Photo: BLUR LIFE 1975/Shutterstock

Why 36,000 Feet Is The Optimum Altitude For Airplanes

Travel Safety Airports + Flying
by Katie Scott Aiton May 1, 2024

There’s something very calming about the pilot’s announcement that the plane has reached cruising altitude. If you’re an anxious flyer or are iching to stroll the aisles, reaching this height brings a sense of freedom. However, you will note that it’s not always a height of 36,000 feet. Often it’s 35,000 or 40,000 feet. Each flight is unique. Commercial airplane pilots don’t just pick their cruising altitude at random. Many factors go into this calculation that prioritizes efficiency, safety, and passenger comfort. Most commercial airlines will fly between 30,000 to 42,000 feet; here’s why.

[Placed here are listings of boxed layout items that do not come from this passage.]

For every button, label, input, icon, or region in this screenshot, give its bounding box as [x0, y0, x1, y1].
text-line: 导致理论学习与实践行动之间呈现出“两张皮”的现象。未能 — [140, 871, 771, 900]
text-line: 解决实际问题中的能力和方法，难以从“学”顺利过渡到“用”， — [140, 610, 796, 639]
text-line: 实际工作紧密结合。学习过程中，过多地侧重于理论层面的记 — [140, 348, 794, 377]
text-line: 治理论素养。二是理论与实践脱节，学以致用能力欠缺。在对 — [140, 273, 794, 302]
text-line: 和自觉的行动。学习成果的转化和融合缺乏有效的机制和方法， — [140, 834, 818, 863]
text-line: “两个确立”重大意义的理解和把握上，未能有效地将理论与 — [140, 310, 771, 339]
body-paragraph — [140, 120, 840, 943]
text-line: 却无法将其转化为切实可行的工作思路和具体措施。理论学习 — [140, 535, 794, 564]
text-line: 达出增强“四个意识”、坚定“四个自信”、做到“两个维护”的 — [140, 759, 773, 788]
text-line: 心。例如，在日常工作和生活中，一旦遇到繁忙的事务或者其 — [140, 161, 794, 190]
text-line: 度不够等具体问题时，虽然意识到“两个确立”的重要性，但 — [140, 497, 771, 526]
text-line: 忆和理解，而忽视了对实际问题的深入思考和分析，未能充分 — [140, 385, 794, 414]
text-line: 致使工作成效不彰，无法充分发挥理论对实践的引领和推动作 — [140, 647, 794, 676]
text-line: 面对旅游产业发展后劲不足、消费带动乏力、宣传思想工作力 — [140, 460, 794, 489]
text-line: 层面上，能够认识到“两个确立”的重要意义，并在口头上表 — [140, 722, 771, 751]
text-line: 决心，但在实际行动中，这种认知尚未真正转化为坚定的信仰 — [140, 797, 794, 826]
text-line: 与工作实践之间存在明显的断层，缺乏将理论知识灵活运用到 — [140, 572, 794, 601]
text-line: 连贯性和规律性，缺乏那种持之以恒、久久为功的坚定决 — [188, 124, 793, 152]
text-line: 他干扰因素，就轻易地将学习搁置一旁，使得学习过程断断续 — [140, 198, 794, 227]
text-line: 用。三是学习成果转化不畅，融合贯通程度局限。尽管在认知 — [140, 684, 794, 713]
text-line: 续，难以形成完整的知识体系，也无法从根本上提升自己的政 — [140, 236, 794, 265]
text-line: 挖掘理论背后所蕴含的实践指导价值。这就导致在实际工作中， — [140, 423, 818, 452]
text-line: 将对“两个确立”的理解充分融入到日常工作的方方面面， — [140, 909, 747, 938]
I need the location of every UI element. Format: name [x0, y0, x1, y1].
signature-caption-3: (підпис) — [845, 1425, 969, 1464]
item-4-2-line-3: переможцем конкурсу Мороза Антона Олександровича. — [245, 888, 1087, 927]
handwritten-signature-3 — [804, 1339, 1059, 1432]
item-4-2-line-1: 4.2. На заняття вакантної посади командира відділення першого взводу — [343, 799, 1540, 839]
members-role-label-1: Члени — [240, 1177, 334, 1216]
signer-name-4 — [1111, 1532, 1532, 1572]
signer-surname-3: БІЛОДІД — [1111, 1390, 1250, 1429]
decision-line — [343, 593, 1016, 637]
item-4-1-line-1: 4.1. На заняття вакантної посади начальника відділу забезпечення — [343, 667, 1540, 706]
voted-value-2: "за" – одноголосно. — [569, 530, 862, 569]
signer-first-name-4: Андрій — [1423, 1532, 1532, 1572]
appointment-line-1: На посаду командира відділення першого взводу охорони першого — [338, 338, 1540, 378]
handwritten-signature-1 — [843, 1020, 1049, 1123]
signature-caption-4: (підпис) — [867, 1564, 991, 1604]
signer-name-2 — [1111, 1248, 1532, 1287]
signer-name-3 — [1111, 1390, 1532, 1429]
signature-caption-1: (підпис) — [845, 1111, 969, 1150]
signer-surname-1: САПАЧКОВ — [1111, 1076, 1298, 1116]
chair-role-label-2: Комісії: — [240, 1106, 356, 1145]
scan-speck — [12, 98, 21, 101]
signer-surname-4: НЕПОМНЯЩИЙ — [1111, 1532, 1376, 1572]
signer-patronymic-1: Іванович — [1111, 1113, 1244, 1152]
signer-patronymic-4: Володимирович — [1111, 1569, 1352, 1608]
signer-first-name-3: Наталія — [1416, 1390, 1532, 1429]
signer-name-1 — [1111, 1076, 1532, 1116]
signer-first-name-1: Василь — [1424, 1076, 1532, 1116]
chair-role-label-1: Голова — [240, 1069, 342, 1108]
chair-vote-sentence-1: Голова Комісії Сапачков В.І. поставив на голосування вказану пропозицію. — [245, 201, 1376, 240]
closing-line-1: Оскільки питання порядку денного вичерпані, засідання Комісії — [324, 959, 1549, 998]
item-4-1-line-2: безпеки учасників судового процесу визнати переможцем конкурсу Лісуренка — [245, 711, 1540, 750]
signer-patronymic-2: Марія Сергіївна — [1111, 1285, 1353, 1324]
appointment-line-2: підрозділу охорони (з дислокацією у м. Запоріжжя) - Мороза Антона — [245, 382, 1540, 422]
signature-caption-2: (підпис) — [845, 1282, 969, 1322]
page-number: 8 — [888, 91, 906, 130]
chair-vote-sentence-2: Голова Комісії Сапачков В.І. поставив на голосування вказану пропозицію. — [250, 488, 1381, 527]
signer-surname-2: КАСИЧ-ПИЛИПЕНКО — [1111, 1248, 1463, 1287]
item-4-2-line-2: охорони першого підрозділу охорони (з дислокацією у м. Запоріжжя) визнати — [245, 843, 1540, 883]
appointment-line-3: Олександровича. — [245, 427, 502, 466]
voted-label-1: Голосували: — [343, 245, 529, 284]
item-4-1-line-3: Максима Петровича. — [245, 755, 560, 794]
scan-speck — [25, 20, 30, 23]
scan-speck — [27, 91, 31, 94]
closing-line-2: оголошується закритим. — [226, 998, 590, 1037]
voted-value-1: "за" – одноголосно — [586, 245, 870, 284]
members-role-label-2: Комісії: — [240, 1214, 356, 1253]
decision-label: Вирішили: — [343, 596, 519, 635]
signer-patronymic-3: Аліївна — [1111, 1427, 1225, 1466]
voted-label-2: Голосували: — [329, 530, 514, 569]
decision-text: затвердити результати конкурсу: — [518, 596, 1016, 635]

First of all, planes differ in their capabilities. “The range of an aircraft depends on its certification,” says Tomasz Lipiec, a commercial airline’s A320 Rated Senior First Officer. “The Airbus A320 family is capped at FL398 (39,800 feet), while the Boeing 737NG operates at FL410 (41,000 feet),” Lipiec goes on to explain.

However, the main reason an aircraft will fly at a specific altitude is for fuel optimization shares Lipiec. As you ascend, the air thins out, reducing drag on the aircraft. This translates to less resistance against the plane’s forward motion, allowing it to fly faster while burning significantly less fuel. Airlines operate on tight margins, and maximizing fuel efficiency directly translates to substantial cost savings.

Jet streams at these altitudes can also propel aircraft forward, says Lipiec. “My record is 180 knots (almost 280 mph) of tailwind, resulting in ground speed in excess of 650mph,” he shares. Catching a tailwind can significantly increase ground speed. That’s why you often are pleasantly surprised when your pilot announces that the flight time is reduced, and not so when the wind works against the aircraft on the return leg.

The higher altitude also places commercial flights above most weather systems. This significantly reduces turbulence, creating a smoother and more comfortable journey for passengers. Lipiec reminds us that hazardous weather is often unavoidable. “Storm cells,” he says, “occasionally extend beyond an aircraft’s capabilities.” In these instances, pilots often fly horizontally to avoid causing turbulence.

Safety is another crucial factor. Flying high grants pilots precious time in the event of an emergency. Should an engine malfunction or another critical issue arise, the extra altitude gives pilots more time to react, diagnose the problem, and initiate necessary procedures, potentially leading to a safer outcome.

However, there’s a limit to how high commercial planes can fly. As you climb even further, the air becomes exceedingly thin, posing challenges to engine performance. Jet engines require a specific amount of oxygen for efficient combustion, and the rarefied air at extreme altitudes can hinder this process. Additionally, the risk of encountering stall conditions, where the wings no longer generate enough lift to keep the plane airborne, increases significantly at very high altitudes.

You can rest assured you’re in good hands. Commercial airplanes operate within a carefully selected altitude range that balances the benefits of fuel efficiency, smooth flight, and safety. “Pilots and operators carefully evaluate all relevant factors to ensure a smooth and secure flight experience,” says Lipiec.